Pourtant, un soir, Anne-Lise ne voulut pas entendre de conte. Depuis qu'elle avait vu à la télévision un reportage sur la chasse, une question la chagrinait. Après sa toilette du soir et s'être consciencieusement brossée les dents, elle se glissa sous sa couette moelleuse et attendit son papa.

Comme tous les soirs, celui-ci entra dans la chambre de sa fillette en disant : "Il était une fois...". Mais Anne-Lise ce soir-là l'interrompit et lui demanda :

- Les caniches, ça ne sait pas chasser ? Papa fut surpris par cette question.

- Pourquoi les caniches ne sauraient-ils pas chasser, ma chérie ? Tous les chiens savent chasser. Avant que les hommes les nourrissent, les chiens étaient bien obligés de chasser pour manger.

- Oui, mais les caniches, ils ne savent que jouer ; ils ne savent pas chasser. Flamby ne va pas à la chasse.

- Évidemment, je ne suis pas un chasseur, donc Flamby ne chasse pas. Mais je connais un chasseur qui chasse avec deux caniches blancs, de la taille de Flamby. Les caniches étaient utilisés comme chiens de chasse avant de devenir des chiens de compagnie.

- Oui, mais, insista la petite fille, Flamby ne chasse que les pommes de pin ! Il me les apporte pour que je les lance et il court après elles pour me les rapporter. C'est pas un chien de chasse.

Papa réfléchit un instant. Il fronça les sourcils et, très sérieux, s'asseyant sur la moquette, raconta à sa fille cet étonnant récit :

"Il était une fois des lapins qui avaient décidé de ne plus se laisser chasser par les hommes et leurs chiens. Ils en avaient assez d'être la cible de ces chasseurs, tueurs de lapins : flèches, collets, balles, pièges ! Tout était bon pour les transformer en civet ou autres recettes dont les hommes sont friands.

- Réunissons nos frères, dit un jeune lapin révolté, et expliquons notre plan.

Les lapins se rassemblèrent dans un immense pré, par un bel après-midi de printemps. Il en venait de tous les pays de la Terre pour écouter le chef de la révolte. Celui-ci, qui s'appelait Jeannot le Jeune, gravit une butte de terre et harangua la foule des lapins.

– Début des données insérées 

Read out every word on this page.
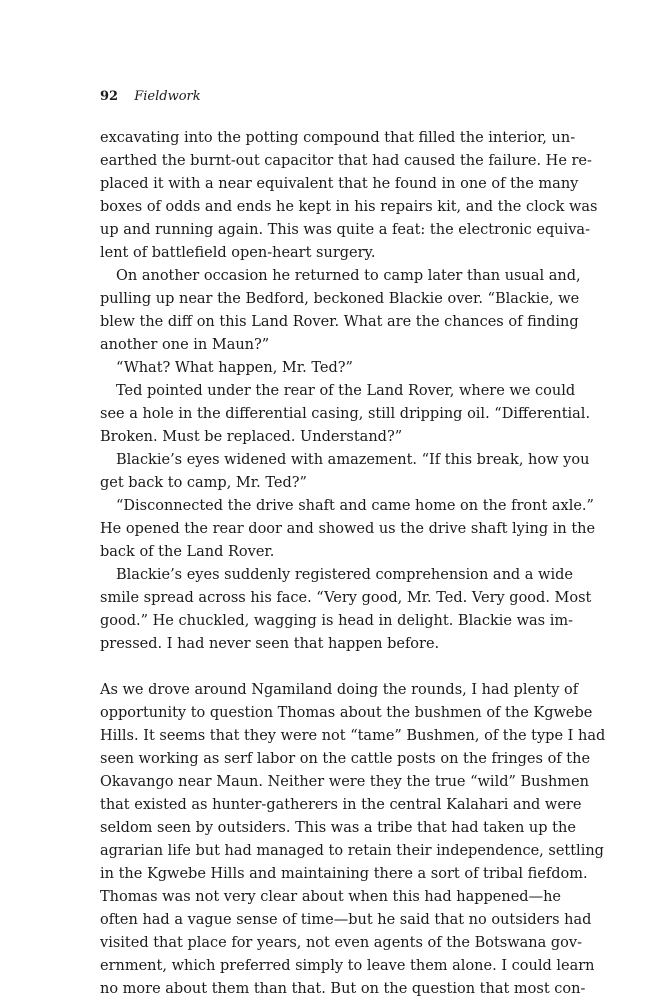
92 Fieldwork
excavating into the potting compound that filled the interior, un-
earthed the burnt-out capacitor that had caused the failure. He re-
placed it with a near equivalent that he found in one of the many
boxes of odds and ends he kept in his repairs kit, and the clock was
up and running again. This was quite a feat: the electronic equiva-
lent of battlefield open-heart surgery.
On another occasion he returned to camp later than usual and,
pulling up near the Bedford, beckoned Blackie over. “Blackie, we
blew the diff on this Land Rover. What are the chances of finding
another one in Maun?”
“What? What happen, Mr. Ted?”
Ted pointed under the rear of the Land Rover, where we could
see a hole in the differential casing, still dripping oil. “Differential.
Broken. Must be replaced. Understand?”
Blackie’s eyes widened with amazement. “If this break, how you
get back to camp, Mr. Ted?”
“Disconnected the drive shaft and came home on the front axle.”
He opened the rear door and showed us the drive shaft lying in the
back of the Land Rover.
Blackie’s eyes suddenly registered comprehension and a wide
smile spread across his face. “Very good, Mr. Ted. Very good. Most
good.” He chuckled, wagging is head in delight. Blackie was im-
pressed. I had never seen that happen before.
As we drove around Ngamiland doing the rounds, I had plenty of
opportunity to question Thomas about the bushmen of the Kgwebe
Hills. It seems that they were not “tame” Bushmen, of the type I had
seen working as serf labor on the cattle posts on the fringes of the
Okavango near Maun. Neither were they the true “wild” Bushmen
that existed as hunter-gatherers in the central Kalahari and were
seldom seen by outsiders. This was a tribe that had taken up the
agrarian life but had managed to retain their independence, settling
in the Kgwebe Hills and maintaining there a sort of tribal fiefdom.
Thomas was not very clear about when this had happened—he
often had a vague sense of time—but he said that no outsiders had
visited that place for years, not even agents of the Botswana gov-
ernment, which preferred simply to leave them alone. I could learn
no more about them than that. But on the question that most con-
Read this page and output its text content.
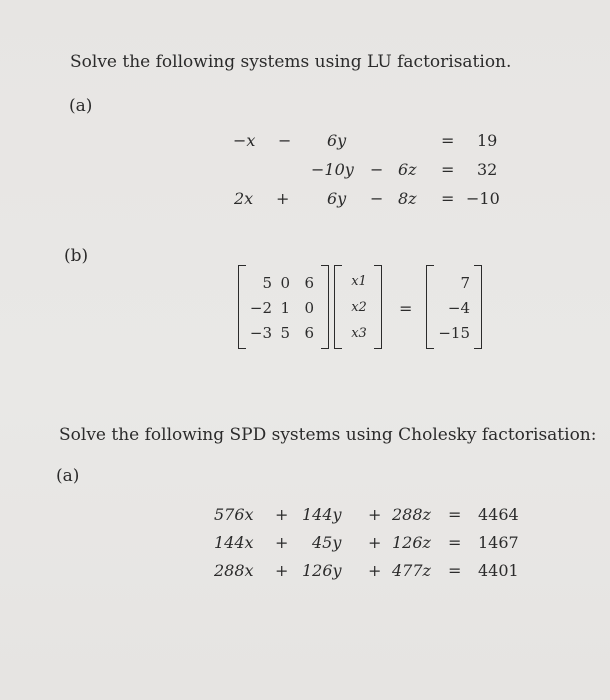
Solve the following systems using LU factorisation.
(a)
−x − 6y	= 19
−10y − 6z = 32
2x + 6y − 8z = −10
(b)
5 0 6
−2 1 0
−3 5 6
x1
x2
x3
=
7
−4
−15
Solve the following SPD systems using Cholesky factorisation:
(a)
576x + 144y + 288z = 4464
144x + 45y + 126z = 1467
288x + 126y + 477z = 4401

- Arrêtons les chasseurs ! Ne soyons plus leur souffre-douleur ! Défendons-nous ! Criait-il.

- Oui il a raison ! Hurla l'auditoire de lapins à l’unisson.

- Nous allons dévaster leurs champs et leurs jardins ! Manger tous leurs légumes ! Ne pas laisser une salade ni une carotte.

- Oui, bravo ! Il a bien parlé, s'écrièrent les lapins.

Pendant que Jeannot le Jeune s'égosillait, un vieux lapin, qu'une ancienne blessure à la cuisse droite faisait boiter, l'avait rejoint. Il voulut prendre la parole à son tour :

- Ne faites pas cela, leur vengeance sera à la hauteur de leur méchanceté ! Les hommes sont méchants ; ils ont des fusils et des chiens. Vous le savez bien !

- Hou ! Tais-toi le vieux ! Hurlèrent les lapins. Retourne dans ton terrier : C'est Jeannot le Jeune qui a raison ! Défendons-nous !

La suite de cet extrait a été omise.